La langue de Sarah Chiche prend, elle prend tellement que cela devient monstrueux comme l'histoire qu'elle raconte, mains moites, cœur battant et respiration haletante. A tel point que je me suis demandé quelle machine avait pu créer ce style parfait et musical à te crever les tympans (à moins d’être déjà sourd) mis au service de cet univers d’écrivain si dense, concentré et lucide. J’en ai eu un syndrome de Stendhal, comme diraient les autres-qui-savent-aussi : quand le corps prend le relais et que l’esprit (je n’ai beau ne pas être dualiste, la métaphore est parlante) ne va pas assez vite. Pas assez vite devant le sentiment d’être là devant un chef d’œuvre, à tourner les pages et à tenter de ne pas glisser des yeux, tenir littéralement à bout de regard une déferlante d’émotions comme j’en ai rarement eues en littérature. Sensations qui ne se démentent pas à la relecture, qui s’affinent et se renforcent à mesure que se fait comprendre toute l’étendue du concept.
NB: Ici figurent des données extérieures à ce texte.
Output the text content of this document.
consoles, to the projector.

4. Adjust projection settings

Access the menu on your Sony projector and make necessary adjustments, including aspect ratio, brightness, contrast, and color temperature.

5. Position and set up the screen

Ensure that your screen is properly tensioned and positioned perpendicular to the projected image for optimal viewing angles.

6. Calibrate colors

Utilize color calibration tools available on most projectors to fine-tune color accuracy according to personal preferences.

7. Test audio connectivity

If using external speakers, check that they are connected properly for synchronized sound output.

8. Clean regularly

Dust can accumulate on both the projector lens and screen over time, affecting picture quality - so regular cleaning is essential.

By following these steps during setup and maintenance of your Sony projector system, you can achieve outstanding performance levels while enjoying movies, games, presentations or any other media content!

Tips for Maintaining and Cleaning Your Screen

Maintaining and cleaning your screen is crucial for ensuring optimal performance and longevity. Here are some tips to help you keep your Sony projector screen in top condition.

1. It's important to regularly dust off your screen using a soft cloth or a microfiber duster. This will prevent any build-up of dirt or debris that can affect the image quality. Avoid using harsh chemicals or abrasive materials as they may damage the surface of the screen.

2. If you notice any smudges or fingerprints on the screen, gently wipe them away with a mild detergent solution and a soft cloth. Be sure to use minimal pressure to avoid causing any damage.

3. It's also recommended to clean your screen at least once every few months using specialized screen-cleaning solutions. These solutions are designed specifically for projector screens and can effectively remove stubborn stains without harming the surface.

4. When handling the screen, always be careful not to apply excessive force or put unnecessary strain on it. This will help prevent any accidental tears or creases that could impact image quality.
Car cette demi-destinée d'Hannah Epstein-Barr, quart de mondaine buvant la tasse, tous les jours un peu plus engluée dans le béton jamais sec d'une famille où se croisent un grand-père déporté, une grand-mère cacochyme, un père mort trop tôt, et au milieu la mère à majuscule histrionique, violente, elle-même descendante d'une lignée de malades et qui décide un beau jour de couper définitivement Hannah de toute la moitié de son héritage, finalement, j’aurais pu m’en foutre. Comme je m’en fous des histoires de 97% de mes contemporains, clichés plus ou moins larmoyants, dispensables et renouvelables comme une prescription de psychotropes et autres excuses qu’on se cherche pour ne pas vivre sa vie. Évidemment, l’empathie y a joué son rôle dans cette « révélation » de lecture : le rôle secondaire d’expériences communes avec l’héroïne, le voisinage de la folie, les cercles sociaux putrides, la certitude de porter au cœur de mes cellules la grosse partie d’un génotype de cadavres. Ces « racines de morts », comme l’a merveilleusement écrit Lola Lafon.
« Ma mère voulait une fille non séparée d'elle », se pose la narratrice. « J'adore être enceinte, m'avait-elle dit. Seulement, voilà : j'étais sortie d'elle et le trou laissé par ma venue au monde l'avait rendue carencée, inconsolable et impuissante. ». Étouffant chez les « racines de morts », Hannah cherche l'air vainement plus frais du mariage où l'époux prend « Fahrenheit 451 » pour le nom d'un parfum pour homme. Une farce, comme cette vie d'expatriée du bout du monde, dans un Singapour où l'on déguise les suicides de boniches surexploitées en accident de lavage de carreaux. Pendant les trois-quarts du roman, la tête d'Hannah est maintenue fermement sous l'eau, toujours un peu plus, comme si cela était encore possible, jusqu’à l’atélectasie. Elle s’en sortira via l’effondrement final, l'épiphanie, et la seconde moitié de son destin restera dans les pages à écrire. Moi, j’en suis encore sidérée.
« L'inachevée » fait parfois penser au S. Tahla du « Ravissement de Lol V. Stein » de Duras, pour ses pages éthérées de vision d'asile de fous, pour sa narration de biais, d'autres fois on se rappelle Pascal Quignard et son écriture baroque, grasse et charnelle, avant que d'autres passages secs et pour certains frôlant le burlesque pince-sans-rire ou de surprenante destructurations, nous fassent dire que l'écriture de Sarah Chiche nous a bien donné à lire, sur un plateau d'argent, un « roman sur rien » des plus magistraux. Sans oublier les petites cuillères qui vont avec.